Some people argue that preserving minority languages is unnecessary and a waste of public funds, as global languages like English provide more benefits. Others believe that maintaining these languages is essential for cultural diversity. Discuss both views and give your opinion.
In today’s rapidly evolving world, it comes as no surprise that some languages are spoken by the minority and even face extinction as a result. In this regard, people have various views, with some claiming that attempting to preserve them is an ineffective and wrong use of government budget and that global languages like English brings greater benefits. However, others stress the importance of preserving them to cultural diversity. Both sides of the argument have valid points; however, I share the latter.
Some would be right to consider preserving concerned languages to be a waste of public money. It is undeniable that global languages like English are gaining popularity all over the world. Their widespread use facilitates communication among people from all walks of life since language-related barriers in interactions would be an issue. On a global scale, this allows for mutual understanding between countries, preventing conflicts from arising. With this in mind, some regard the least spoken languages as unnecessary and argue that investing in their conservation- launching education programs in the form of training or subject at schools- is not justifiable. They might also assert that the money can instead be directed into areas like healthcare and education where the investment always proves beneficial. While letting certain languages fade away may not cause concerns in the short term, this fails to consider long-term implications.
Any language, no matter their importance and use, is associated with a long history. This means the disappearance of one leads to the loss of anything embedded in that language, let it be cultural heritage, diversity and identity. Once these aspects disappear, the country would be significantly less unique and exotic, losing its importance. If this were to happen on a large scale, the world would turn into one global village with a mainstream culture in the long run. Countries whose economy relies heavily on tourism would suffer as a result, as their cultural aspects may not be as appealing to attract large crowds from other countries. Consequently, many people might be left without a source of income, potentially giving birth to poverty. Therefore, the extinction of one language triggers a chain reaction of negative outcomes for individuals and the society as a whole.
In conclusion, despite some advantages of sharing common languages like English that come at the expense of minority ones, I am still convinced that language extinction sets off a negative turn of events.
The essay is logically organized and ideas are connected well. The introduction and conclusion are clear and relevant. However, there are a few instances where the flow of ideas could be improved.
“Is an ineffective and wrong use of government budget” – Consider rephrasing for clarity and conciseness.
“They might also assert that the money can instead be directed into areas like healthcare and education where the investment always proves beneficial.” – The transition could be smoother to better connect the two ideas.
Suggestions
- Consider using more linking words to improve the flow of ideas.
The essay uses a wide range of vocabulary and there is evidence of less common and idiomatic language. However, there are a few instances of awkward or incorrect word choice.
“concerned languages” – The term is not clear in this context. Consider “minority languages.”

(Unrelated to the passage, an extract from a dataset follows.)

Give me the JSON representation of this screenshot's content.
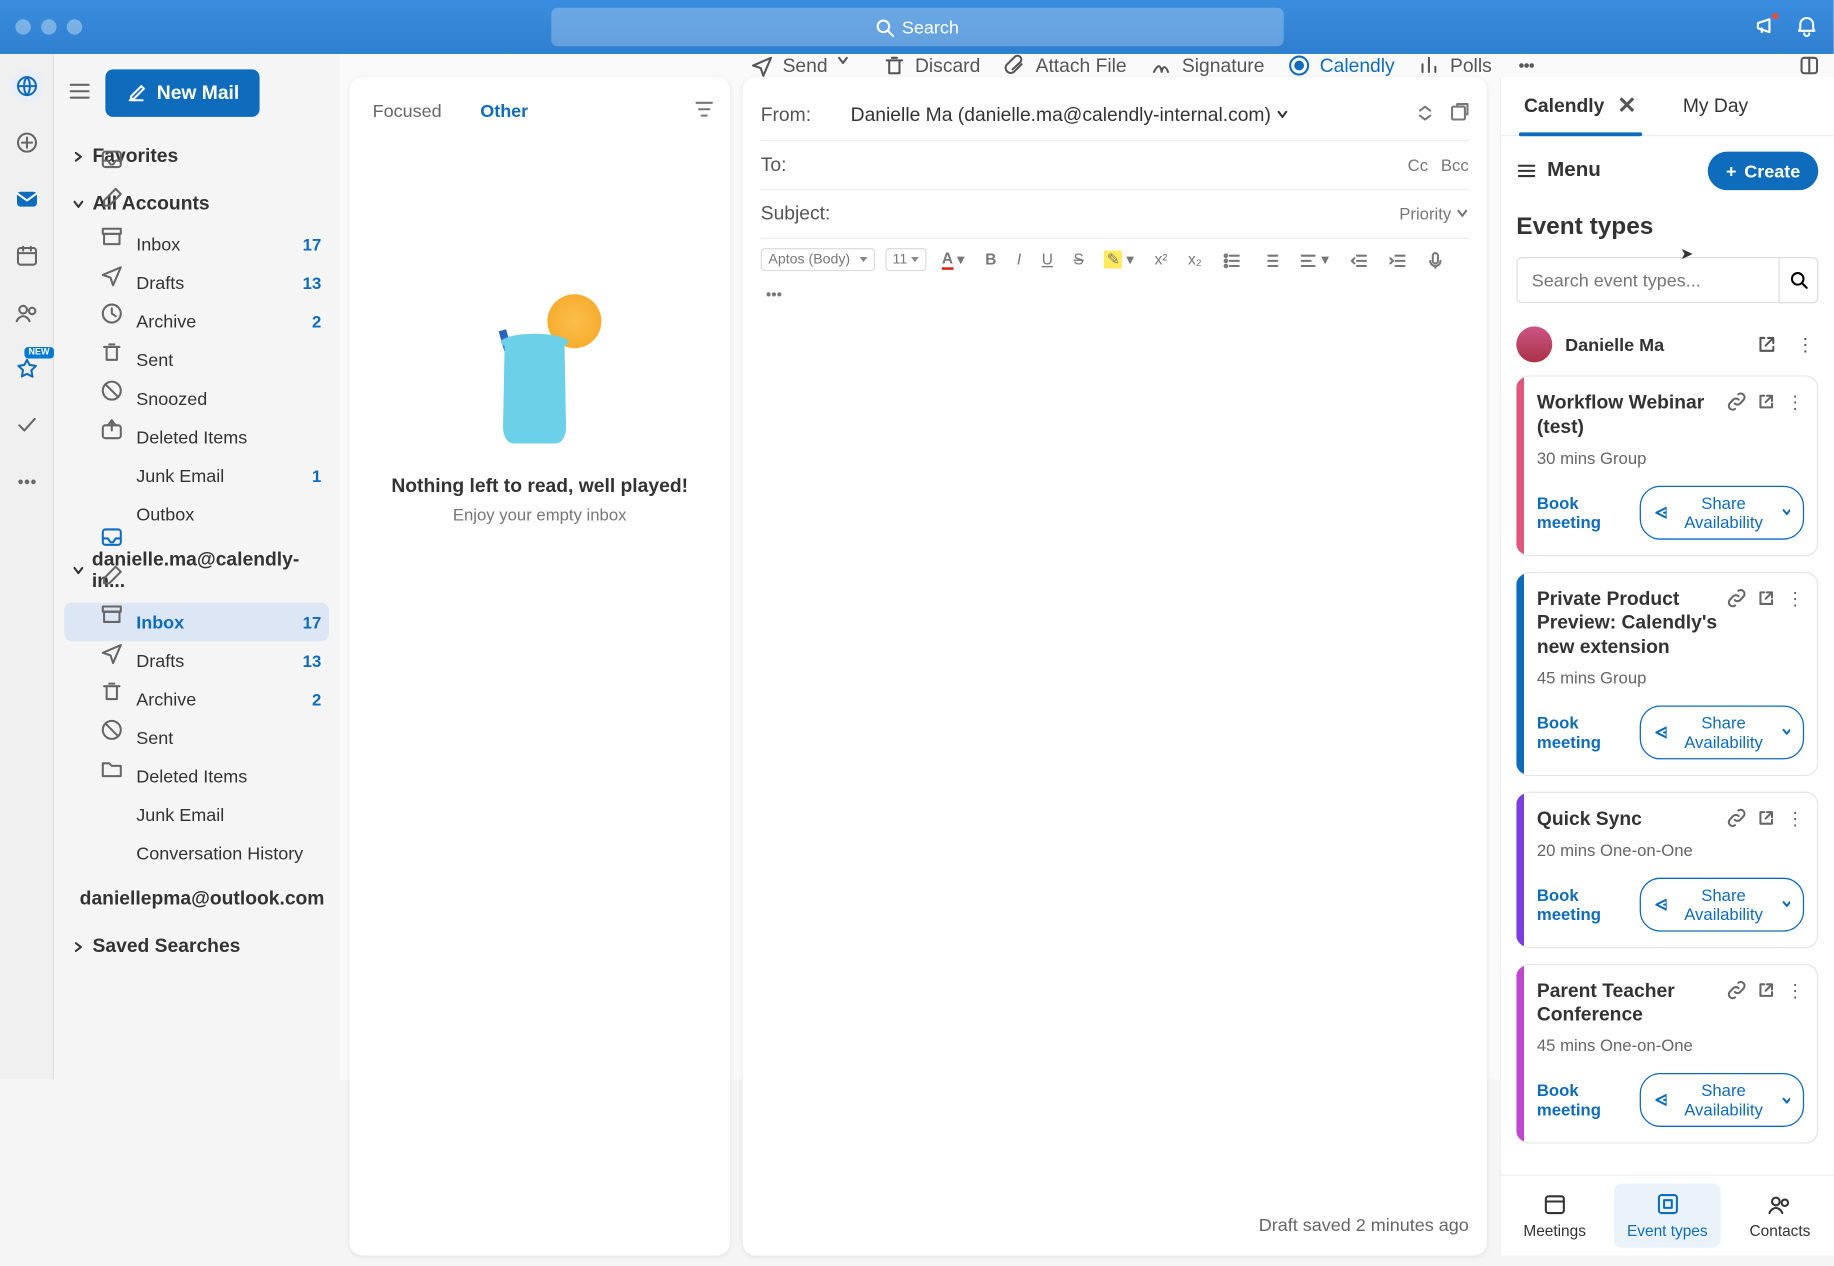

“launching education programs in the form of training or subject at schools” – The phrase is awkward. Consider “implementing educational programs or introducing language courses in schools.”
The essay demonstrates a good control of a range of grammatical structures, with only minor errors. However, there are a few sentences that could be rephrased for clarity.
“It is undeniable that global languages like English are gaining” – The verb tense is incorrect. It should be “have been gaining.”
“launching education programs in the form of training or subject at schools” – The phrase is unclear. Consider “introducing language education programs in schools.”
“the country would be significantly less unique and exotic, losing its importance” – The phrasing is awkward. Consider “the country would lose its uniqueness and cultural significance, resulting in a loss of importance.”
The essay addresses the task effectively, presenting a clear position throughout. Both sides of the argument are discussed in a balanced way, and the writer’s opinion is clearly stated and supported. However, the essay could be improved by providing more specific examples to support the arguments. The essay could be strengthened by providing specific examples to support the arguments. Consider including examples of countries where minority languages are at risk and the consequences of this, as well as examples of where the preservation of minority languages has been beneficial.
Suggestions
- Consider providing more specific examples to support your arguments.